In [0]:
!pip install snowflake-connector-python

In [0]:
import datetime
from delta.tables import DeltaTable
import pyspark.sql.functions as F

In [0]:
import snowflake.connector
import pandas as pd
from pyspark.dbutils import DBUtils

# Initialiser DBUtils
dbutils = DBUtils(spark)

# Récupérer les secrets depuis le scope
user = dbutils.secrets.get(scope="my_snowflake_scope", key="user")
password = dbutils.secrets.get(scope="my_snowflake_scope", key="password")
account = dbutils.secrets.get(scope="my_snowflake_scope", key="account")
warehouse = dbutils.secrets.get(scope="my_snowflake_scope", key="warehouse")
database = dbutils.secrets.get(scope="my_snowflake_scope", key="database")
schema = dbutils.secrets.get(scope="my_snowflake_scope", key="schema")
role = dbutils.secrets.get(scope="my_snowflake_scope", key="role")

# Connexion à Snowflake
connection = snowflake.connector.connect(
    user=user,
    password=password,
    account=account,
    warehouse=warehouse,
    database=database,
    schema=schema,
    role=role
)



In [0]:
from pyspark.dbutils import DBUtils

# Initialiser DBUtils
dbutils = DBUtils(spark)

# Récupérer les secrets depuis le scope
ADLS_STORAGE_ACCOUNT_NAME = dbutils.secrets.get(scope="adls_scope", key="storage_account_name")
ADLS_ACCOUNT_KEY = dbutils.secrets.get(scope="adls_scope", key="account_key")
ADLS_CONTAINER_NAME = dbutils.secrets.get(scope="adls_scope", key="container_name")
ADLS_FOLDER_PATH = dbutils.secrets.get(scope="adls_scope", key="folder_path")

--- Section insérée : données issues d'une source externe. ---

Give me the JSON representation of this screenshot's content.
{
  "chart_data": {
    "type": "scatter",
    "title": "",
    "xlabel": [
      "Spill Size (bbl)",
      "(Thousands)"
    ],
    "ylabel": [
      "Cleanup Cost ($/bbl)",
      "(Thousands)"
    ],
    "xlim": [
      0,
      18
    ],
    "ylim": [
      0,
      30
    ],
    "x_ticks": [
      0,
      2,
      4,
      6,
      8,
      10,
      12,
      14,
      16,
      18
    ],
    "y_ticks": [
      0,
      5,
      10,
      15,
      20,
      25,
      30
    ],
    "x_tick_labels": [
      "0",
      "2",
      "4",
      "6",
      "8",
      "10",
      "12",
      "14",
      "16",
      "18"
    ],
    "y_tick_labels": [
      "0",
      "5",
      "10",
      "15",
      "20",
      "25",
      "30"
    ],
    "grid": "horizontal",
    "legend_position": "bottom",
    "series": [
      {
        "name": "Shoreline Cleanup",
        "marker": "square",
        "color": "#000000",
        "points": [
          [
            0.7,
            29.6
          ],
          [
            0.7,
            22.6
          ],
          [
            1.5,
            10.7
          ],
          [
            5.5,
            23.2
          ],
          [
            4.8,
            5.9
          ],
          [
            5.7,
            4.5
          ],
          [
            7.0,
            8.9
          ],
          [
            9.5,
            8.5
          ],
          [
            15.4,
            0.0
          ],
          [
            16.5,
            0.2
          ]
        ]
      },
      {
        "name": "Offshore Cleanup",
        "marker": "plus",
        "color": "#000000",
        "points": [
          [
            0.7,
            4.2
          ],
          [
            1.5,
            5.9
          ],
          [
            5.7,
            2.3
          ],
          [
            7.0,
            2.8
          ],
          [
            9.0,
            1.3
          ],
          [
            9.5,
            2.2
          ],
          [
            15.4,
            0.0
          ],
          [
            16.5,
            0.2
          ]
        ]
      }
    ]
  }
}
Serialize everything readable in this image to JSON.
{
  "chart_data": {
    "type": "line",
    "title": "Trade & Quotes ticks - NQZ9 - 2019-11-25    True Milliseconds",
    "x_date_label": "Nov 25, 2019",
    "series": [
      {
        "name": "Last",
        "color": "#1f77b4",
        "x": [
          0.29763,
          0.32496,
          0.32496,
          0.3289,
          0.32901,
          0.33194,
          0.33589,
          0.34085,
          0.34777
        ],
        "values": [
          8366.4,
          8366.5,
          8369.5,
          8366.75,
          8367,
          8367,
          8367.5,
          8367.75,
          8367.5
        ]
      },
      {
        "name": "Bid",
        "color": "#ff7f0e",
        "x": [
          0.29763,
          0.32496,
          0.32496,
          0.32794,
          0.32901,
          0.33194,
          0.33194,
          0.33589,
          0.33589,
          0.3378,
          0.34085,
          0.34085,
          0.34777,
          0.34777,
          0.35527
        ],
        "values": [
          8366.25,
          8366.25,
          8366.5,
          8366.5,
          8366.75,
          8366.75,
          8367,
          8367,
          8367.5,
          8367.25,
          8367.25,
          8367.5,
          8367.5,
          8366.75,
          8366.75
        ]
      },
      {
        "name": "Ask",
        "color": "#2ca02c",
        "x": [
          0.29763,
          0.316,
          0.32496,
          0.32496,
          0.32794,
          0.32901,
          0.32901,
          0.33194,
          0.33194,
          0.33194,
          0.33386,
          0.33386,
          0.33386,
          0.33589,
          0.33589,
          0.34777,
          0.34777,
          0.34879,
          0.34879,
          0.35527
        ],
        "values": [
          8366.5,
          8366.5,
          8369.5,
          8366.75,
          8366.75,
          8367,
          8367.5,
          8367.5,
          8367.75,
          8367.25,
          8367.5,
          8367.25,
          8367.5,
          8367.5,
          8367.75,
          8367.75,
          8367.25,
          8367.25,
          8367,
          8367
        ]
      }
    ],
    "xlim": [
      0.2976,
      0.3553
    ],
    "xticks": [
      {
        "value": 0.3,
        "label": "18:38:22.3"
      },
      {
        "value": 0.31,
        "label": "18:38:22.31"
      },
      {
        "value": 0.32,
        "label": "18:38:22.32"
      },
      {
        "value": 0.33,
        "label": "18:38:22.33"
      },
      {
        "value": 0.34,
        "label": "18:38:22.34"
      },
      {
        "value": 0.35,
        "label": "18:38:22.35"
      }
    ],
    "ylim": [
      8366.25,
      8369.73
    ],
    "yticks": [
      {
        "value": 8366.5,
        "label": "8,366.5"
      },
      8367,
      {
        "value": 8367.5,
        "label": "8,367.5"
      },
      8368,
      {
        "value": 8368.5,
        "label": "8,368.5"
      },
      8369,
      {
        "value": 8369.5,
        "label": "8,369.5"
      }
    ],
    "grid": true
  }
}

# Construire l'URL Delta Source
DELTA_SOURCE = f"abfss://{ADLS_CONTAINER_NAME}@{ADLS_STORAGE_ACCOUNT_NAME}.dfs.core.windows.net/{ADLS_FOLDER_PATH}"


In [0]:
# Define checkpoint file path
CHECKPOINT_FILE_PATH = "./delta_checkpoint.txt"

In [0]:
# Create Spark session
spark.conf.set(
    f"fs.azure.account.key.{ADLS_STORAGE_ACCOUNT_NAME}.dfs.core.windows.net",
    ADLS_ACCOUNT_KEY,
)
spark.conf.set("spark.databricks.delta.changeDataFeed.timestampOutOfRange.enabled", "true")

In [0]:
# Read the checkpoint file if it exists, otherwise set the LAST_READ_TIMESTAMP to 0
delta_table = DeltaTable.forPath(spark, DELTA_SOURCE)
try:
    with open(CHECKPOINT_FILE_PATH, "r") as checkpoint_file:
        LAST_READ_TIMESTAMP = checkpoint_file.read()
    print("Getting Latest timtestamp from checkpoint file: ")
except FileNotFoundError:
    print("Getting Latest timtestamp from delta history: ")
    LAST_READ_TIMESTAMP = (
        delta_table.history().select(F.min("timestamp").alias("timestamp")).collect()
    )
    LAST_READ_TIMESTAMP = str(LAST_READ_TIMESTAMP[0]["timestamp"])
     

Getting Latest timtestamp from delta history: 


In [0]:
print("LAST_READ_TIMESTAMP: ", LAST_READ_TIMESTAMP)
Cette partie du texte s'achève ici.